Chemical sphincterotomy with pharmacological agents is recommended as first line therapy for chronic anal fissures (CAF). Calcium channel blockers (CCB) are associated with similar efficacy but fewer side effects compared to nitrates. However, the optimal formulation (oral versus topical) is unknown. We aimed to perform a systematic review and meta-analysis to compare the effectiveness of oral and topical CCB in the treatment of CAF.
PubMed and Embase online databases were searched for relevant articles. Two independent reviewers performed methodological assessment and data extraction. Random effects models were used to calculate pooled effect size estimates. A sensitivity analysis was also carried out.

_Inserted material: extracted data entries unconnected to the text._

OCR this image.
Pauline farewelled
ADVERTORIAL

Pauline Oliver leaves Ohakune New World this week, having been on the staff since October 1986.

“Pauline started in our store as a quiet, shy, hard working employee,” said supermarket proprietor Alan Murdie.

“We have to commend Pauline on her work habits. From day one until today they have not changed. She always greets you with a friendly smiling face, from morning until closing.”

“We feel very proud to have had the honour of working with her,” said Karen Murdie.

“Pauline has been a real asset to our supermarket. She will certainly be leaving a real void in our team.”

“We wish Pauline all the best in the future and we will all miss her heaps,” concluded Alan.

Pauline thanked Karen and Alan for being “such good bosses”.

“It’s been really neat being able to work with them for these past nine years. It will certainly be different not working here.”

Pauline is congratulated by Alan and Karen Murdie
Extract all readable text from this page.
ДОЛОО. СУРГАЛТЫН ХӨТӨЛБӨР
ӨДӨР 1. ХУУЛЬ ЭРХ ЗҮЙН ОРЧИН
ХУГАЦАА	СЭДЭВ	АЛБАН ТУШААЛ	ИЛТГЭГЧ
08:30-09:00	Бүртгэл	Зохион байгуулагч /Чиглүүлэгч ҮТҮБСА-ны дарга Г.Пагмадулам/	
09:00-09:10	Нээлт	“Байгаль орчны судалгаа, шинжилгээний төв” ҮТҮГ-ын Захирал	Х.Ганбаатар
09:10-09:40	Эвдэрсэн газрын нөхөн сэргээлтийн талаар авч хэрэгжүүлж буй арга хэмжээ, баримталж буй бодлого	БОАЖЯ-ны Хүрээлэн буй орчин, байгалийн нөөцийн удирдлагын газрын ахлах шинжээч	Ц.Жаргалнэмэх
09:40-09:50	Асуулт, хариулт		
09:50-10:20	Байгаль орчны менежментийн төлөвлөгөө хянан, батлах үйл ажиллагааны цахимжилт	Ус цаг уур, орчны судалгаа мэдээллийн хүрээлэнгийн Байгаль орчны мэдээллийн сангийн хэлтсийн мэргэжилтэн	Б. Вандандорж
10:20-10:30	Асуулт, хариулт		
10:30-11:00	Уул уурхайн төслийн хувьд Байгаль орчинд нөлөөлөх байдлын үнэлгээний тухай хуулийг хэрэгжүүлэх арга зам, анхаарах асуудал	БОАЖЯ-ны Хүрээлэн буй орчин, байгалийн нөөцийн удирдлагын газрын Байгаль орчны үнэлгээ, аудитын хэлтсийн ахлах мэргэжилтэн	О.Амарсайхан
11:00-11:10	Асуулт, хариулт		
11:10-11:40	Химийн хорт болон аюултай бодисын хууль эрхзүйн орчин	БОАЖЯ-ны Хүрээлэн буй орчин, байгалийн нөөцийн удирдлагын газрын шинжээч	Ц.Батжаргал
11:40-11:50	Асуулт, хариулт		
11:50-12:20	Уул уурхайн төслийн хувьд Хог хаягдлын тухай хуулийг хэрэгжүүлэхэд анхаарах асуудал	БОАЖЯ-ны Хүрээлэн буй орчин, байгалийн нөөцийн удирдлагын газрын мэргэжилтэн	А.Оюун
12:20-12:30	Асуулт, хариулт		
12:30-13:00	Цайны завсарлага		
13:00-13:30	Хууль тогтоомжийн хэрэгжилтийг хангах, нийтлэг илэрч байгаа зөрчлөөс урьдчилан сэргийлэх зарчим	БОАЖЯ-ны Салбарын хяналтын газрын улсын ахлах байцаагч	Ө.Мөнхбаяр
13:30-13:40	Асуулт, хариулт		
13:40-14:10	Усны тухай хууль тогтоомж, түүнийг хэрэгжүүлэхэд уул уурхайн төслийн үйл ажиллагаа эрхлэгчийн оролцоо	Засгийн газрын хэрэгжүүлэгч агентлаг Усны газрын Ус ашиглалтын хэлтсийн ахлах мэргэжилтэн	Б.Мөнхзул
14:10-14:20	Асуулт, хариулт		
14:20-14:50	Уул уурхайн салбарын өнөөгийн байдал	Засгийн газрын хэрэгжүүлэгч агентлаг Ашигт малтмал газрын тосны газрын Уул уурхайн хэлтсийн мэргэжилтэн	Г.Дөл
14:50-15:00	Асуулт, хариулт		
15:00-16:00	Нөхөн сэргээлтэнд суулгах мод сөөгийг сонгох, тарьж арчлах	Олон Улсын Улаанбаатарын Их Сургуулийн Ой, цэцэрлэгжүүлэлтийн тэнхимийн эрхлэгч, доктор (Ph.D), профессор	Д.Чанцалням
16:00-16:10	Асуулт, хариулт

Four randomized controlled trials describing 279 patients (138 in oral, 141 in topical group) were examined. There was significant heterogeneity among studies. On random effects analysis, topical CCB were associated with a significantly lower rate of unhealed fissure (21.3% vs. 38.4%; OR=2.65, 95% CI=1.50 to 4.69, p=0.0008) when compared to oral therapy. However, there were no significant differences in fissure recurrence (5.4% vs. 5.5%; OR=1.01, 95% CI=0.31 to 3.33, p=0.98) or side effects (15.6% vs. 39.1%; OR=4.54, 95% CI=0.46 to 44.3, p=0.19) between topical and oral CCB. On sensitivity analysis, having excluded the most heavily biased trial, topical CCB were associated with significantly fewer side effects compared to oral therapy (4.3% vs. 38.0%; OR=13.16, 95% CI=5.05 to 34.3, p<0.00001).
Topical CCB are associated with better healing and fewer side effects when compared to oral therapy but there is no difference in recurrence rates.